Pay Attention to Your Body, and Don’t Be Afraid to Ask for Help

Take care of yourself after birth

"For a new mother, self-care should be as much of a priority as taking care of her baby,” says Michael Straker, MD, Chairman of the Department of Obstetrics and Gynecology at Clara Maass Medical Center (CMMC). “As a new mother, you have to be a strong advocate for your own health.” Here, he shares his best advice for new moms.

Eat Well and Stay Hydrated

After birth, your body has gone through many changes and needs good nutrition more than ever. That means a balanced diet with whole grains, vegetables, fruits, low-fat dairy products and lean protein such as that found in fish, beans, chicken breast and tofu. Drink extra fluids if you’re breastfeeding; keep a pitcher of water handy beside your breastfeeding chair or bed.

Have a Support System

Avoid isolation. Be sure to make time to talk to your friends and family via video chat or a phone call, Dr. Straker says.
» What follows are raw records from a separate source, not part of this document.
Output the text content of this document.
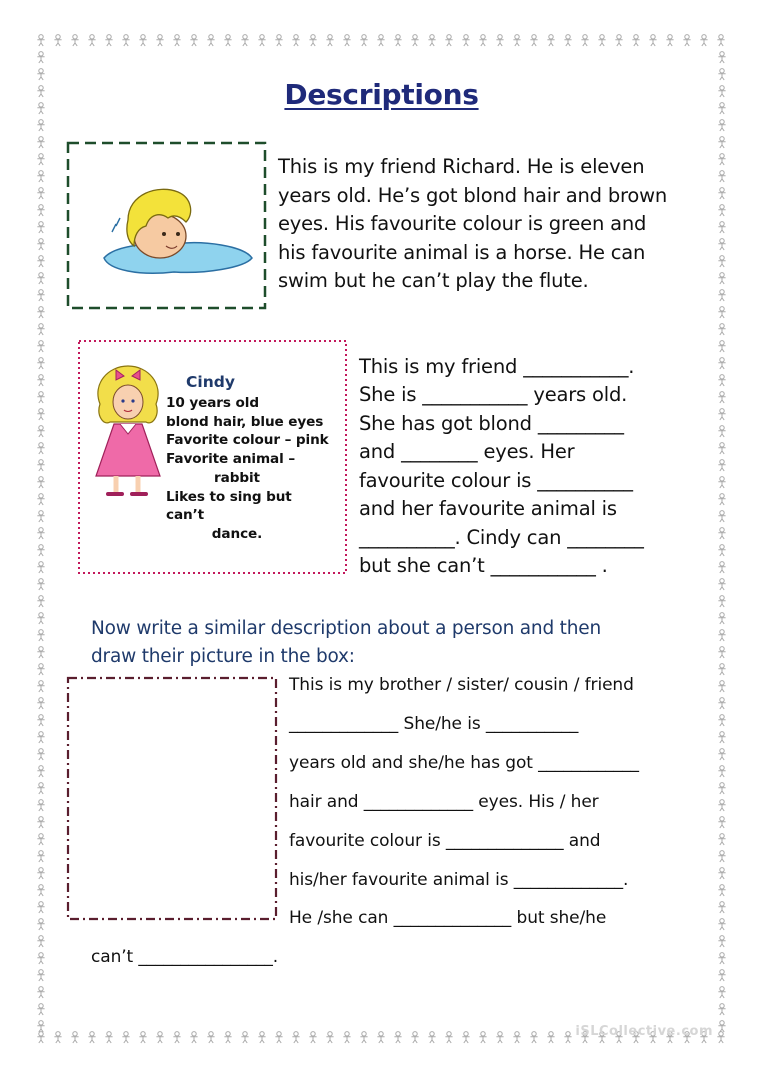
Descriptions
This is my friend Richard. He is eleven
years old. He’s got blond hair and brown
eyes. His favourite colour is green and
his favourite animal is a horse. He can
swim but he can’t play the flute.
Cindy
10 years old
blond hair, blue eyes
Favorite colour – pink
Favorite animal –
rabbit
Likes to sing but can’t
dance.
This is my friend ___________.
She is ___________ years old.
She has got blond _________
and ________ eyes. Her
favourite colour is __________
and her favourite animal is
__________. Cindy can ________
but she can’t ___________ .
Now write a similar description about a person and then
draw their picture in the box:
This is my brother / sister/ cousin / friend
_____________ She/he is ___________
years old and she/he has got ____________
hair and _____________ eyes. His / her
favourite colour is ______________ and
his/her favourite animal is _____________.
He /she can ______________ but she/he
can’t ________________.
iSLCollective.com
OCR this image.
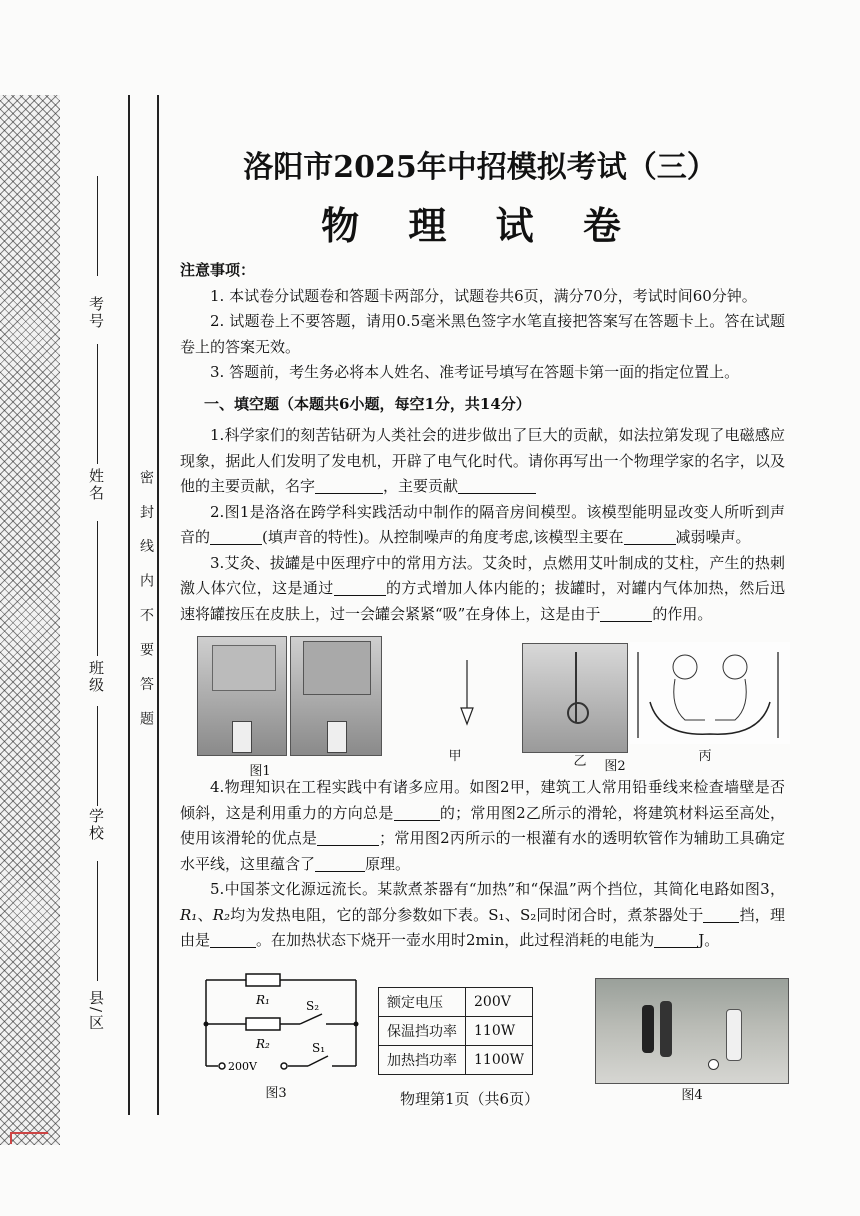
考号
姓名
班级
学校
县/区
密 封 线 内 不 要 答 题
洛阳市2025年中招模拟考试（三）
物 理 试 卷

注意事项：

1. 本试卷分试题卷和答题卡两部分，试题卷共6页，满分70分，考试时间60分钟。

2. 试题卷上不要答题，请用0.5毫米黑色签字水笔直接把答案写在答题卡上。答在试题卷上的答案无效。

3. 答题前，考生务必将本人姓名、准考证号填写在答题卡第一面的指定位置上。

一、填空题（本题共6小题，每空1分，共14分）

1.科学家们的刻苦钻研为人类社会的进步做出了巨大的贡献，如法拉第发现了电磁感应现象，据此人们发明了发电机，开辟了电气化时代。请你再写出一个物理学家的名字，以及他的主要贡献，名字	，主要贡献

2.图1是洛洛在跨学科实践活动中制作的隔音房间模型。该模型能明显改变人所听到声音的	(填声音的特性)。从控制噪声的角度考虑,该模型主要在	减弱噪声。

3.艾灸、拔罐是中医理疗中的常用方法。艾灸时，点燃用艾叶制成的艾柱，产生的热刺激人体穴位，这是通过	的方式增加人体内能的；拔罐时，对罐内气体加热，然后迅速将罐按压在皮肤上，过一会罐会紧紧“吸”在身体上，这是由于	的作用。

图1
甲	乙	图2
丙

4.物理知识在工程实践中有诸多应用。如图2甲，建筑工人常用铅垂线来检查墙壁是否倾斜，这是利用重力的方向总是	的；常用图2乙所示的滑轮，将建筑材料运至高处，使用该滑轮的优点是	；常用图2丙所示的一根灌有水的透明软管作为辅助工具确定水平线，这里蕴含了	原理。

5.中国茶文化源远流长。某款煮茶器有“加热”和“保温”两个挡位，其简化电路如图3，R₁、R₂均为发热电阻，它的部分参数如下表。S₁、S₂同时闭合时，煮茶器处于 挡，理由是	。在加热状态下烧开一壶水用时2min，此过程消耗的电能为	J。

R₁
R₂
S₂
S₁
200V
图3
额定电压	200V
保温挡功率	110W
加热挡功率	1100W
图4
物理第1页（共6页）
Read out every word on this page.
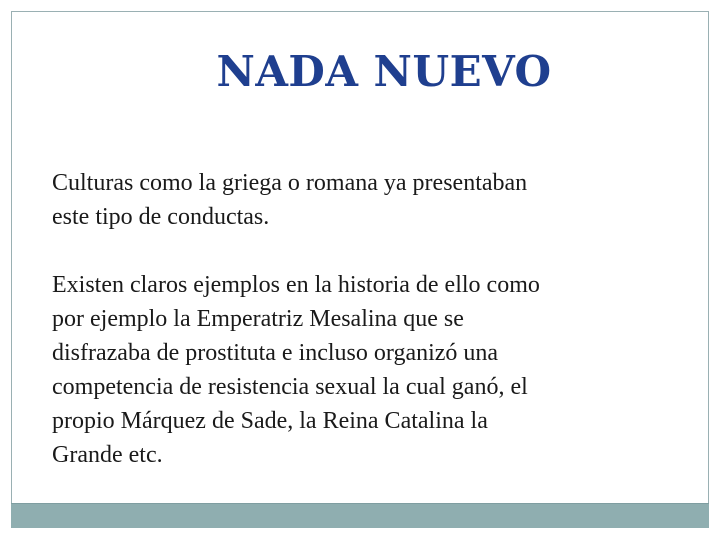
NADA NUEVO

Culturas como la griega o romana ya presentaban
este tipo de conductas.

Existen claros ejemplos en la historia de ello como
por ejemplo la Emperatriz Mesalina que se
disfrazaba de prostituta e incluso organizó una
competencia de resistencia sexual la cual ganó, el
propio Márquez de Sade, la Reina Catalina la
Grande etc.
What about having people over to help? “In your home, you get to set your own boundaries,” he advises. “If you’re not comfortable having Aunt Minnie come over, then Aunt Minnie has to respect that. However, if you know that someone has been adhering to all the best safety guidelines for COVID-19 and you would like that person to visit or to help you, that is your choice.”
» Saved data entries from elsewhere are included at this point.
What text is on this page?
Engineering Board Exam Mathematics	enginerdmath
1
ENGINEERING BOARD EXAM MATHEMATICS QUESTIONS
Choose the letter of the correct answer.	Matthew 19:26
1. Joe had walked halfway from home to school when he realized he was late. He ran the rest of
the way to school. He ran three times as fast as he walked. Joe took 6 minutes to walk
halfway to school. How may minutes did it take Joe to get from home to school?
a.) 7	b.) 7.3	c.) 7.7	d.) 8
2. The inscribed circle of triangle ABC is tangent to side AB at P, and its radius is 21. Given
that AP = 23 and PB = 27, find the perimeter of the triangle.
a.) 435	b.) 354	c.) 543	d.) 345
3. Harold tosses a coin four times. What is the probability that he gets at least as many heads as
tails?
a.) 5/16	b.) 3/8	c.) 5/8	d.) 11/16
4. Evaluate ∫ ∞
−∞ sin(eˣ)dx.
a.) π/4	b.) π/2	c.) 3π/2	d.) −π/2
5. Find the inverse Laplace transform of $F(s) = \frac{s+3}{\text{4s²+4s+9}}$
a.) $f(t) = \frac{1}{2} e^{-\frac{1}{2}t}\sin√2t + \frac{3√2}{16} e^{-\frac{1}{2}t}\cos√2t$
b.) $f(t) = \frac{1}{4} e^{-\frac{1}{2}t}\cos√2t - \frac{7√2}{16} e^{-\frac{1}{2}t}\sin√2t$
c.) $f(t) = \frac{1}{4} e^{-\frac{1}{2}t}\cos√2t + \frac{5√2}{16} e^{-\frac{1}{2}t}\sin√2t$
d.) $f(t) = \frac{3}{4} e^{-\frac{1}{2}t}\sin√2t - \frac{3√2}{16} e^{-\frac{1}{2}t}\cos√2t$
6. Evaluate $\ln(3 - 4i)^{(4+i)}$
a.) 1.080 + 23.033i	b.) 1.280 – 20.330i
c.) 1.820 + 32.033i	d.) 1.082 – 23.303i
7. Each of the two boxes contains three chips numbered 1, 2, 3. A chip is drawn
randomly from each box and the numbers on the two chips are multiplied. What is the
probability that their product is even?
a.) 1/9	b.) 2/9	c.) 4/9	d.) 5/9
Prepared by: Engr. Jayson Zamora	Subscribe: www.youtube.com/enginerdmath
Pay special attention to these symptoms:

  • Headaches that don’t go away with over-the-counter medicine, spots before the eyes, swelling of hands or face, or abnormal weight gain. These could be signs of preeclampsia, a serious blood pressure disorder
  • Abnormal bleeding. “If you need to change your sanitary napkin several times a night, or get up and have heavy vaginal bleeding, contact your doctor,” says Dr. Straker. Postpartum hemorrhage is uncommon, but it can lead to a dangerous drop in blood pressure.
  • Intense depression or anxiety, or a fear that you might harm the baby or yourself. Perinatal mood and anxiety disorders (PMAD), sometimes called postpartum depression, affect one in five new mothers, but they are temporary and treatable. CMMC offers virtual support groups for PMAD.
Michael Straker, MD
Michael Straker, MD

Speak Up and Take Action

“If you’re worried about the way you feel, do not let anyone dismiss your pain or other symptoms as insignificant or ‘typical’ for a new mother,” says Dr. Straker. “Nobody knows your body better than you.”
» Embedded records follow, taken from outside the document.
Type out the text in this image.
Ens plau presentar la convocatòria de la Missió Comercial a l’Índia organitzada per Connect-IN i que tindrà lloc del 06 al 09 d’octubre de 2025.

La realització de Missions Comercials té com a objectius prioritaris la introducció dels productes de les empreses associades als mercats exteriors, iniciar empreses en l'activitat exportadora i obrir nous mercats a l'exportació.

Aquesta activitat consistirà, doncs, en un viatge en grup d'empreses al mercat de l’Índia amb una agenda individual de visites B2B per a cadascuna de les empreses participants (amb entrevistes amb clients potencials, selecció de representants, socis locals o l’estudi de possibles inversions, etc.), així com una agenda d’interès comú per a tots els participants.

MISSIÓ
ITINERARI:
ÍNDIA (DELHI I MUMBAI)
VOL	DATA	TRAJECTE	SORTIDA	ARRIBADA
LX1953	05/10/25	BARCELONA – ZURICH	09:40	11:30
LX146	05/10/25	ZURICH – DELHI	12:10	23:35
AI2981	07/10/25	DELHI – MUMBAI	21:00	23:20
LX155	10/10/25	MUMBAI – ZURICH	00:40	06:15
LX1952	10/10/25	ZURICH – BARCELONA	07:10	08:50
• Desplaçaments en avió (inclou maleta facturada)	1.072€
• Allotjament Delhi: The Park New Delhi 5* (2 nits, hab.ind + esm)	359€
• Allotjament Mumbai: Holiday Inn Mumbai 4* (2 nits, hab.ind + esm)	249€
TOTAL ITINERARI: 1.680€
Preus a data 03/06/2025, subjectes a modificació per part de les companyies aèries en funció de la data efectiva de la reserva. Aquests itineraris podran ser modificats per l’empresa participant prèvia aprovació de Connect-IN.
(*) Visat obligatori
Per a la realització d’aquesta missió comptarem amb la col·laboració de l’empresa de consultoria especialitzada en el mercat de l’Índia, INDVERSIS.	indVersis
Don’t hesitate to call your OB/GYN with concerns, he advises. For non-urgent matters, CMMC offers a “Warm Line:” (973) 450-2868. You can leave a message and get a return call the next business day.

Searching online carries a risk of getting the wrong health information, but Dr. Straker says new parents can trust the patient FAQs material at the website of the American College of Obstetricians and Gynecologists (www.acog.org).

By all means, if you feel you need to go to the Emergency Department, go.

“Don’t put off going to the hospital because of fear of COVID-19,” says Dr. Straker. “CMMC has taken every precaution to ensure the safety of patients and staff.”